Object detection model supporting correct classifier decisions for mass detection.

Figure 9
figure 9

Object detection model supporting classifier models to avoid missing masses.

Figure 10
figure 10

A lymph node was incorrectly labeled as suspicious mass.

We have also conducted real-world testing to validate the performance of the model by involving radiologists. In total, we conducted tests on 360 patients. The overall accuracy of the model in identifying abnormalities was 83.19%. Moreover, the suspicious mass detection model, based on YOLOv5, assisted the abnormality classifier in detecting an additional 85 abnormalities that would have otherwise been missed. Figure 11 demonstrates the sustained testing performance of the suspicious mass detection model, successfully detecting 82% of the masses. However, there were approximately 82 false positives. The best performance was observed in lymph node detection, achieving an accuracy of 89% and correctly identifying 90% of them. On the other hand, the model performed poorly in detecting the architectural distortion abnormality, missing all instances. This can be attributed to insufficient representation in the training dataset and the inherent difficulty of detecting such abnormalities. Regarding calcification, there were no missed or incorrectly annotated cases, as the radiologists only considered calcifications with BI-RADS 3 or above. The performance of other classes was generally very good, but their infrequent occurrence may have contributed to their high performance.

Figure 11
figure 11

A pilot test result.

Conclusion

This paper introduces a method for the detection of breast abnormality for mass screening programs using mammography. Our approach utilizes an ensemble of networks, including an EfficientNet-based breast-wise abnormality detection network that predicts the probability of breast abnormality using CC and MLO views, along with a YOLO suspicious mass detection network. By combining these networks, our method aims to enhance the robustness and sensitivity of the mass screening process, particularly for suspected cancer cases, while also improving the explainability of the AI model.

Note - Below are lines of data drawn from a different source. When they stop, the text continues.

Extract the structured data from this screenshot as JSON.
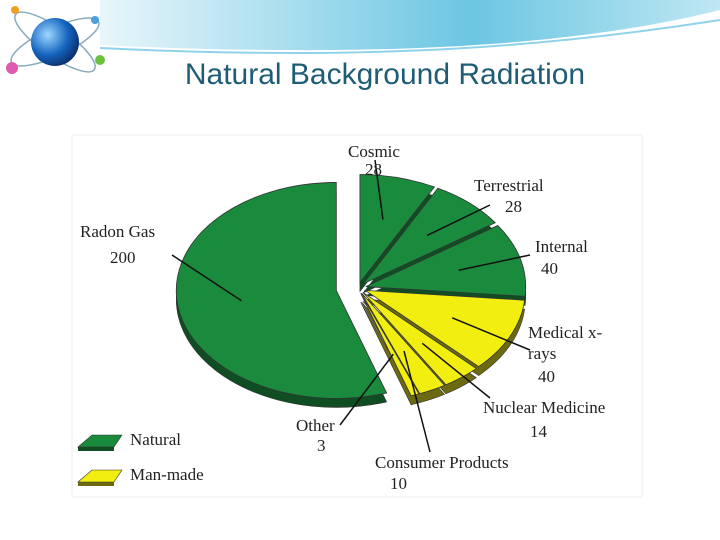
{
  "chart_data": {
    "type": "pie",
    "title": "Natural Background Radiation",
    "categories": [
      "Cosmic",
      "Terrestrial",
      "Internal",
      "Medical x-rays",
      "Nuclear Medicine",
      "Consumer Products",
      "Other",
      "Radon Gas"
    ],
    "values": [
      28,
      28,
      40,
      40,
      14,
      10,
      3,
      200
    ],
    "colors": [
      "#1a8a3c",
      "#1a8a3c",
      "#1a8a3c",
      "#f2ee10",
      "#f2ee10",
      "#f2ee10",
      "#f2ee10",
      "#1a8a3c"
    ],
    "legend": [
      {
        "name": "Natural",
        "color": "#1a8a3c"
      },
      {
        "name": "Man-made",
        "color": "#f2ee10"
      }
    ]
  }
}
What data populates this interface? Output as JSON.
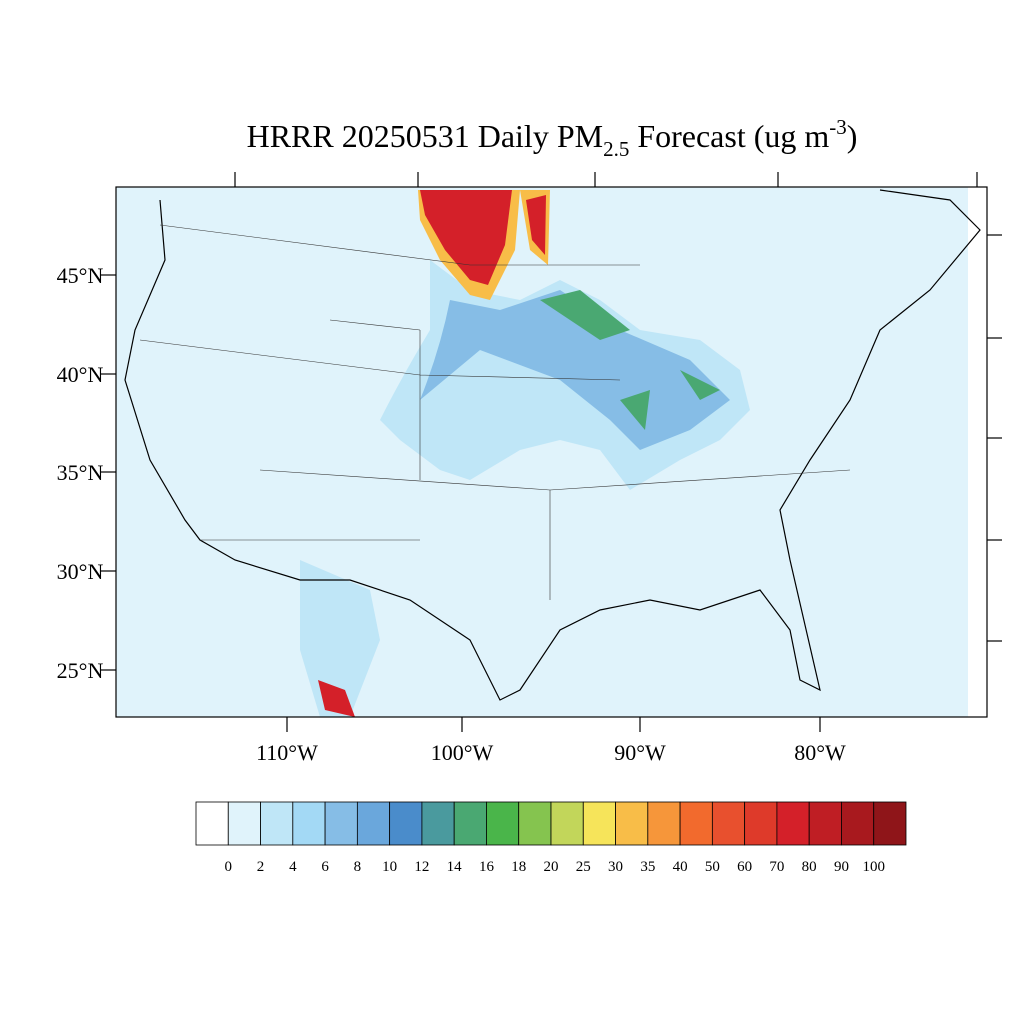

To evaluate the effectiveness of our method, we conducted experiments on the VinDr-mammo dataset using a 5-fold cross-validation technique. We assessed the performance using precision (specificity), recall (sensitivity), and f1-score metrics. The results demonstrate that our ensemble approach significantly improves sensitivity by 8%. The mean cross-validation precision, recall, and f1-score were found to be 0.71, 0.89, and 0.79, respectively.

Furthermore, the pilot testing results indicate a consistent performance of our approach, similar to what was observed in the VinDr-mammo dataset. However, there are some challenges with abnormalities that have a smaller representation in the training set. To address this, we recommend enhancing the system’s performance by incorporating more data into the training set and improving the classifier model by including different types of datasets to increase its robustness. Additionally, it is advisable to separate the detection of calcifications from other abnormality detection, as their size warrants separate treatment.